Raj Angad Bawa

Personal information
- Full name: Raj Angad Bawa
- Born: 12 November 2002 (age 23) Nahan, Himachal Pradesh, India
- Batting: Left-handed
- Bowling: Right-arm medium-fast
- Relations: Trilochan Singh (grandfather)

Domestic team information
- 2021/22–present: Chandigarh
- 2022: Punjab Kings
- 2025: Mumbai Indians
- FC debut: 17 February 2022 Chandigarh v Hyderabad

Career statistics
| Competition | FC | LA | T20 |
| Matches | 11 | 11 | 20 |
| Runs scored | 633 | 162 | 308 |
| Batting average | 42.20 | 20.25 | 23.69 |
| 100s/50s | 1/2 | 0/0 | 0/1 |
| Top score | 146 | 36 | 61 |
| Balls bowled | 1,104 | 253 | 313 |
| Wickets | 13 | 12 | 22 |
| Bowling average | 48.46 | 18.66 | 20.40 |
| 5 wickets in innings | 0 | 0 | 0 |
| 10 wickets in match | 0 | 0 | 0 |
| Best bowling | 3/22 | 4/11 | 3/28 |
| Catches/stumpings | 3/– | 2/ | 8/– |

Medal record
Men's Cricket
Representing India
ICC Under-19 Cricket World Cup
| Winner | 2022 West Indies |  |
ACC U19 Asia Cup
| Winner | 2021 UAE |  |
- Source: ESPNcricinfo, 2 March 2025

= Raj Angad Bawa =

Indian cricketer (born 2002)

Raj Angad Bawa (born 12 November 2002) is an Indian cricketer.

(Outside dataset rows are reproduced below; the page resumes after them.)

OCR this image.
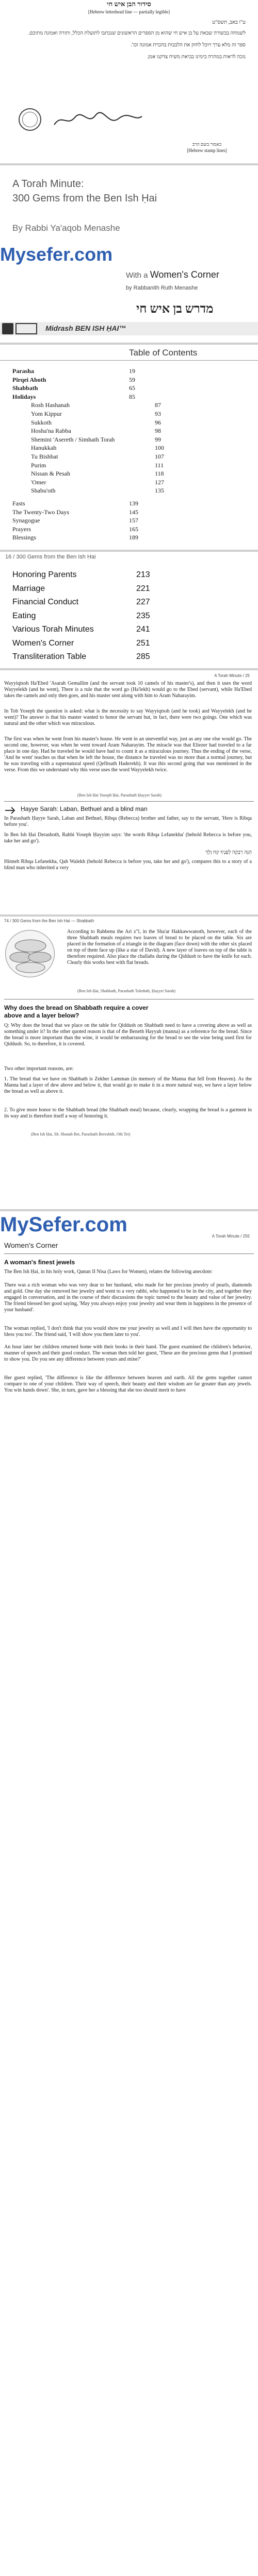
סידור הבן איש חי
[Hebrew letterhead line — partially legible]
ט"ו באב, תשס"ט
לשמחה בבשורה שבאת על בן איש חי שהוא מן הספרים הראשונים שנכתבו לתועלת הכלל, ותורה ואמונה מתוכם.
ספר זה מלא ערך ויוכל לחזק את הלבבות בהכרת אמונה וכו'.
נזכה לראות במהרה בימינו בביאת משיח צדקנו אמן.
כאמור בשם הרב
[Hebrew stamp lines]
A Torah Minute:
300 Gems from the Ben Ish Ḥai
By Rabbi Ya'aqob Menashe
Mysefer.com
With a Women's Corner
by Rabbanith Ruth Menashe
מדרש בן איש חי
Midrash BEN ISH ḤAI™
Table of Contents
Parasha	19
Pirqei Aboth	59
Shabbath	65
Holidays	85
Rosh Hashanah	87
Yom Kippur	93
Sukkoth	96
Hosha'na Rabba	98
Shemini 'Asereth / Simhath Torah	99
Hanukkah	100
Tu Bishbat	107
Purim	111
Nissan & Pesah	118
'Omer	127
Shabu'oth	135
Fasts	139
The Twenty-Two Days	145
Synagogue	157
Prayers	165
Blessings	189
16 / 300 Gems from the Ben Ish Ḥai
Honoring Parents	213
Marriage	221
Financial Conduct	227
Eating	235
Various Torah Minutes	241
Women's Corner	251
Transliteration Table	285
A Torah Minute / 25
Wayyiqtsoh Ha'Ebed 'Asarah Gemallim (and the servant took 10 camels of his master's), and then it uses the word Wayyelekh (and he went), There is a rule that the word go (Ha'lekh) would go to the Ebed (servant), while Ha'Ebed takes the camels and only then goes, and his master sent along with him to Aram Naharayim.
In Tob Yoseph the question is asked: what is the necessity to say Wayyiqtsoh (and he took) and Wayyelekh (and he went)? The answer is that his master wanted to honor the servant but, in fact, there were two goings. One which was natural and the other which was miraculous.
The first was when he went from his master's house. He went in an uneventful way, just as any one else would go. The second one, however, was when he went toward Aram Naharayim. The miracle was that Eliezer had traveled to a far place in one day. Had he traveled he would have had to count it as a miraculous journey. Thus the ending of the verse, 'And he went' teaches us that when he left the house, the distance he traveled was no more than a normal journey, but he was traveling with a supernatural speed (Qefitsath Haderekh). It was this second going that was mentioned in the verse. From this we understand why this verse uses the word Wayyelekh twice.
(Ben Ish Ḥai Yoseph Ḥai, Parashath Ḥayyei Sarah)
Ḥayye Sarah: Laban, Bethuel and a blind man
In Parashath Ḥayye Sarah, Laban and Bethuel, Ribqa (Rebecca) brother and father, say to the servant, 'Here is Ribqa before you'.
In Ben Ish Ḥai Derashoth, Rabbi Yoseph Ḥayyim says: 'the words Ribqa Lefanekha' (behold Rebecca is before you, take her and go').
הִנֵּה רִבְקָה לְפָנֶיךָ קַח וָלֵךְ
Hinneh Ribqa Lefanekha, Qah Walekh (behold Rebecca is before you, take her and go'), compares this to a story of a blind man who inherited a very
74 / 300 Gems from the Ben Ish Ḥai — Shabbath
According to Rabbenu the Ari z"l, in the Sha'ar Hakkawwanoth, however, each of the three Shabbath meals requires two loaves of bread to be placed on the table. Six are placed in the formation of a triangle in the diagram (face down) with the other six placed on top of them face up (like a star of David). A new layer of loaves on top of the table is therefore required. Also place the challahs during the Qiddush to have the knife for each. Clearly this works best with flat breads.
(Ben Ish Ḥai, Shabbath, Parashath Toledoth, Ḥayyei Sarah)
Why does the bread on Shabbath require a cover above and a layer below?
Q: Why does the bread that we place on the table for Qiddush on Shabbath need to have a covering above as well as something under it? In the other quoted reason is that of the Beneth Hayyah (manna) as a reference for the bread. Since the bread is more important than the wine, it would be embarrassing for the bread to see the wine being used first for Qiddush. So, to therefore, it is covered.
Two other important reasons, are:
1. The bread that we have on Shabbath is Zekher Lamman (in memory of the Manna that fell from Heaven). As the Manna had a layer of dew above and below it, that would go to make it in a more natural way, we have a layer below the bread as well as above it.
2. To give more honor to the Shabbath bread (the Shabbath meal) because, clearly, wrapping the bread is a garment in its way and is therefore itself a way of honoring it.
(Ben Ish Ḥai, Sh. Shanah Bet, Parashath Bereshith, Oth Tet)
MySefer.com
A Torah Minute / 255
Women's Corner
A woman's finest jewels
The Ben Ish Ḥai, in his holy work, Qanun II Nisa (Laws for Women), relates the following anecdote:
There was a rich woman who was very dear to her husband, who made for her precious jewelry of pearls, diamonds and gold. One day she removed her jewelry and went to a very rabbi, who happened to be in the city, and together they engaged in conversation, and in the course of their discussions the topic turned to the beauty and value of her jewelry. The friend blessed her good saying, 'May you always enjoy your jewelry and wear them in happiness in the presence of your husband'.
The woman replied, 'I don't think that you would show me your jewelry as well and I will then have the opportunity to bless you too'. The friend said, 'I will show you them later to you'.
An hour later her children returned home with their books in their hand. The guest examined the children's behavior, manner of speech and their good conduct. The woman then told her guest, 'These are the precious gems that I promised to show you. Do you see any difference between yours and mine?'
Her guest replied, 'The difference is like the difference between heaven and earth. All the gems together cannot compare to one of your children. Their way of speech, their beauty and their wisdom are far greater than any jewels. You win hands down'. She, in turn, gave her a blessing that she too should merit to have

He made his first-class cricket debut for Chandigarh in February 2022 in the 2021–22 Ranji Trophy, taking a wicket with his first delivery. He has played for the India national under-19 cricket team, including at the 2022 ICC Under-19 Cricket World Cup and 2021 ACC Under-19 Asia Cup.
He is in the Mumbai Indians IPL team

== Early life ==
Raj Bawa was born in Nahan, Himachal Pradesh and grew up in Chandigarh. He is the grandson of Trilochan Singh Bawa, a member of the Olympic gold-winning Indian hockey team at the London 1948 Games.

== Career ==
Bawa played under-19 cricket for Chandigarh. He made his first-class debut on 17 February 2022 against Hyderabad in the Ranji Trophy, taking a wicket with his first delivery. Before making his senior debut, Bawa was bought by Punjab Kings in the 2022 IPL auction ahead of the 2022 Indian Premier League. He made his Twenty20 debut on 27 March 2022, for Punjab Kings in the 2022 Indian Premier League.